As a mathematician, Dr Wood said he would like to see more detail in the paper about the agent model used.
But he said the “tremendous amount of work” that went into the paper played an important role in starting a conversation about how to balance competing interests in the pandemic.
Health precautions are most important for the more “dangerous” variants, the author says
The lifting of lockdown rules in October marked the end of nearly all of the country’s COVID restrictions, and leaders have indicated they are unlikely to return unless there is a dramatic need to roll them back.
UNSW’s Dr Wood said that when the work was initially done, “it was more of an open question as to how much further we would intervene in the COVID epidemics with non-vaccine and non-viral interventions”.
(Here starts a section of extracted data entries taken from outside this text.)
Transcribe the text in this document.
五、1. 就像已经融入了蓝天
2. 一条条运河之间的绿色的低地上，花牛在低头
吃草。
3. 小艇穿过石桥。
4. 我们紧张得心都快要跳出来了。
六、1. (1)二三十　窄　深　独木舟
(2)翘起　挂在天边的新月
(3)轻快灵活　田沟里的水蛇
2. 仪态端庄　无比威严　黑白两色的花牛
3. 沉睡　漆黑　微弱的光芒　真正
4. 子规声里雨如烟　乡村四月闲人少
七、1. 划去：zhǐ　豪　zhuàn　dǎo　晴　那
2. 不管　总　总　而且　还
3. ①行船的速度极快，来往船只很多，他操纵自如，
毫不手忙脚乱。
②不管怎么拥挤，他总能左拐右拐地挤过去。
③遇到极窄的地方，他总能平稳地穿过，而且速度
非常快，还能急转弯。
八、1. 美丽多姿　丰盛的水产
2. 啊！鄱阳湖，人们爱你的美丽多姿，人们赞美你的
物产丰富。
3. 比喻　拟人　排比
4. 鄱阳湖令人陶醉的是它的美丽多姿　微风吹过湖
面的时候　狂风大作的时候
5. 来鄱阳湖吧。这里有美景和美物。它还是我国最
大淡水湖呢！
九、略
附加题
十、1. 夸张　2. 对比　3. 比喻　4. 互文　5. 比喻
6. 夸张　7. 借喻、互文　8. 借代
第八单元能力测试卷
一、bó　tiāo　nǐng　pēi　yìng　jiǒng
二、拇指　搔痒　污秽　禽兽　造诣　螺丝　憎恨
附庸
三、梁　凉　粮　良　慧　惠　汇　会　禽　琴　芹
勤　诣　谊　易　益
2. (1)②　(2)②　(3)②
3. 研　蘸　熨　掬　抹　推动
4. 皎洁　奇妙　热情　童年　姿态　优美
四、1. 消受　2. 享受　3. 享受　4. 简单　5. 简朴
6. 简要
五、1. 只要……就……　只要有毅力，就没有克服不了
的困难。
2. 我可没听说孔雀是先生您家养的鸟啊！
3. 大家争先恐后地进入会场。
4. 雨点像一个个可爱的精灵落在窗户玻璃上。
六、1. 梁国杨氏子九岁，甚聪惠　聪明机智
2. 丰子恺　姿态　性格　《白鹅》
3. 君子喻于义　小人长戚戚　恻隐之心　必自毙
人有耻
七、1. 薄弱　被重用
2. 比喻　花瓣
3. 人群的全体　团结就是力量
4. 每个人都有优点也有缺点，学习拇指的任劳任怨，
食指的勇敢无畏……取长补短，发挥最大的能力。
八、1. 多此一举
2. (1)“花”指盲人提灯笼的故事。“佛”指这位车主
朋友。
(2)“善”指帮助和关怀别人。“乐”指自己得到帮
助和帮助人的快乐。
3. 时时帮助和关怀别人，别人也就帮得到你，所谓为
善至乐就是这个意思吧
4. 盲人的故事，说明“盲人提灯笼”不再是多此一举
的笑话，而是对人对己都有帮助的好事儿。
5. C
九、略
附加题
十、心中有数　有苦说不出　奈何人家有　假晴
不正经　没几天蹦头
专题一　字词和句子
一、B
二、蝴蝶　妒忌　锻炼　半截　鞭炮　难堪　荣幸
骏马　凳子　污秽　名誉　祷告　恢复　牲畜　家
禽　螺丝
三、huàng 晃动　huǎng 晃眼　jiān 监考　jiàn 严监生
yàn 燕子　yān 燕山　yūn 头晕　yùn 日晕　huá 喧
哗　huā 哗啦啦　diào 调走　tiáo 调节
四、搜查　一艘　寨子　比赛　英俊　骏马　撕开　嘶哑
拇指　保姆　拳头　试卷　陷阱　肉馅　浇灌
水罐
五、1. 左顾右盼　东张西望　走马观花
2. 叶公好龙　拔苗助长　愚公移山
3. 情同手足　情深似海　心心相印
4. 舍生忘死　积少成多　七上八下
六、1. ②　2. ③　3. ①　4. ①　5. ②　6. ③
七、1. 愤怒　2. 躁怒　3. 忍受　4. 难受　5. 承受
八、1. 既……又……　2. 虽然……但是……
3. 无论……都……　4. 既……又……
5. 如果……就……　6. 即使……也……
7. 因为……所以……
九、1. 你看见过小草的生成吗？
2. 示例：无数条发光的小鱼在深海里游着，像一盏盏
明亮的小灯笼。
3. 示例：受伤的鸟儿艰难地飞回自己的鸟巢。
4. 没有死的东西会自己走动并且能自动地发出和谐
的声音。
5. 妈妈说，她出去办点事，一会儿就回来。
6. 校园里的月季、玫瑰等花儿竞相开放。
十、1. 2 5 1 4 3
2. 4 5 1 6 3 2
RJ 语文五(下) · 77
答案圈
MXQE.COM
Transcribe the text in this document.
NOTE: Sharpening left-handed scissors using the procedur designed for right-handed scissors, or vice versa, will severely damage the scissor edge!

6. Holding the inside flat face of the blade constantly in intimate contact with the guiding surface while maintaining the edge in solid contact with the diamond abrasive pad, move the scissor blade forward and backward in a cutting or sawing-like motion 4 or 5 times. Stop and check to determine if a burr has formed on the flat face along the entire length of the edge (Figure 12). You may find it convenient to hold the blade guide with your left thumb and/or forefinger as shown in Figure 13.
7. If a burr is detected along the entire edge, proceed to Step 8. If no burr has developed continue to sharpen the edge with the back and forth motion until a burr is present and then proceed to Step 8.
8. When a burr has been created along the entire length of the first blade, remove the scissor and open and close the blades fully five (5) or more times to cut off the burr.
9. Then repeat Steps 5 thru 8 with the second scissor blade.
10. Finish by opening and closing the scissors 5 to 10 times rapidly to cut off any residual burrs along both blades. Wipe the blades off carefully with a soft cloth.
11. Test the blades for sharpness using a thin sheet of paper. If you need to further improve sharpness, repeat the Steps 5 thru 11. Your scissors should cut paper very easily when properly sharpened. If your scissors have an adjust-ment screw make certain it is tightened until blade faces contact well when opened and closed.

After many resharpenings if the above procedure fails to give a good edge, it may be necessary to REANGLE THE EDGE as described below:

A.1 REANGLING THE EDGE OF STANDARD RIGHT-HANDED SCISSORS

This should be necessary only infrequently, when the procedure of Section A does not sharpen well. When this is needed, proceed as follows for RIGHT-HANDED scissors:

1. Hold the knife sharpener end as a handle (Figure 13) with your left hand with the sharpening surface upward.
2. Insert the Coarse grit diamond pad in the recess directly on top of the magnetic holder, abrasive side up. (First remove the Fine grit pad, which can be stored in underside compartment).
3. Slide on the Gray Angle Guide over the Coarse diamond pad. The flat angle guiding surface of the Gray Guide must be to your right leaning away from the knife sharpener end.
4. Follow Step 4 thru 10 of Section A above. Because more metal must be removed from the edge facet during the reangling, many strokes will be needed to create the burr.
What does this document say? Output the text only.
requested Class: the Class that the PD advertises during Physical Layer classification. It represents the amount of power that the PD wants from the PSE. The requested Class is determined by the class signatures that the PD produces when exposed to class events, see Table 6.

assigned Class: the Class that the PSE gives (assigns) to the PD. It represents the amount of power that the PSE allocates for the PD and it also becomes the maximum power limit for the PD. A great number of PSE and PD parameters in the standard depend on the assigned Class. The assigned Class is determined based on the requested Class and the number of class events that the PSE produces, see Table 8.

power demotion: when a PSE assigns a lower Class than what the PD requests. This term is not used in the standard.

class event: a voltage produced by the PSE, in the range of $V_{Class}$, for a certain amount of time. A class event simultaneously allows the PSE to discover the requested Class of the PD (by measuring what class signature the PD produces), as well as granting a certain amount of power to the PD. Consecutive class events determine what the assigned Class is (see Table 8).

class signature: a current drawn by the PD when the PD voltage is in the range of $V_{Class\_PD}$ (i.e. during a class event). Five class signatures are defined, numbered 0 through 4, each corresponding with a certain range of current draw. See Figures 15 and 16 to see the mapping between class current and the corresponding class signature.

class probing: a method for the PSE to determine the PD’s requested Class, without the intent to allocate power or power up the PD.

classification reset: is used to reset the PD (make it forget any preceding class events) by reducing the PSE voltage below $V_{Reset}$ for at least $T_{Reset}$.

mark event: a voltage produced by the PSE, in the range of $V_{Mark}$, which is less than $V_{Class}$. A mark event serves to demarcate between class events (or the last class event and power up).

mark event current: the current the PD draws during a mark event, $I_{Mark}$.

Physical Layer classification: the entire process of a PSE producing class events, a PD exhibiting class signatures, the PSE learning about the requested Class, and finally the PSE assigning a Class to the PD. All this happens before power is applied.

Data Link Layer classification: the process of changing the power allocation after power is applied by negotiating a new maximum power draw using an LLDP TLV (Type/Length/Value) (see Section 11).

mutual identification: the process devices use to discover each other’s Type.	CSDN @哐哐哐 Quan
“I think the population has shifted a lot in the time frame from the middle of last year to the end of last year in terms of their willingness to accept something like that,” he said.
“But if a bad option comes up again, something worse, then you want to know what the trade-offs are in terms of cost and so on.”
The author of the report Dr. Szanyi said public health and social care inputs into the model weren’t necessarily locked in, but things like working from home were at some levels.
But he said the models showed the importance of increasing health measures “should we be unfortunate enough to get a virus or a variant that emerges that is more virulent than Omicron”.
“While we considered the economic implications of these decisions, we really saw the value of increasing public health and social measures in these particular contexts,” he said.
Last year was the first time that the dominant strain at the start of the year — Omicron — remained the most common 12 months later.
For example, in Victoria, Department of Health data published today show that “the XBF recombinant strain accounted for the highest proportion of detections, followed by BQ.1/BQ.1.1 and BR.2”.
The ministry said that “a group of variants that cannot be classified due to new mutations” accounted for 17 percent of the wastewater detections.
“While we are dealing with sub-variants of Omicron at the moment, there is no guarantee that the virus will not evolve to be more virulent and dangerous and to have a greater ability to cause serious disease,” Dr Szanyi said.
“So I think it’s important for people to be aware of that, to have realistic expectations about what might be around the corner.
“We hope that’s not the case. But there’s no guarantee that it won’t be.”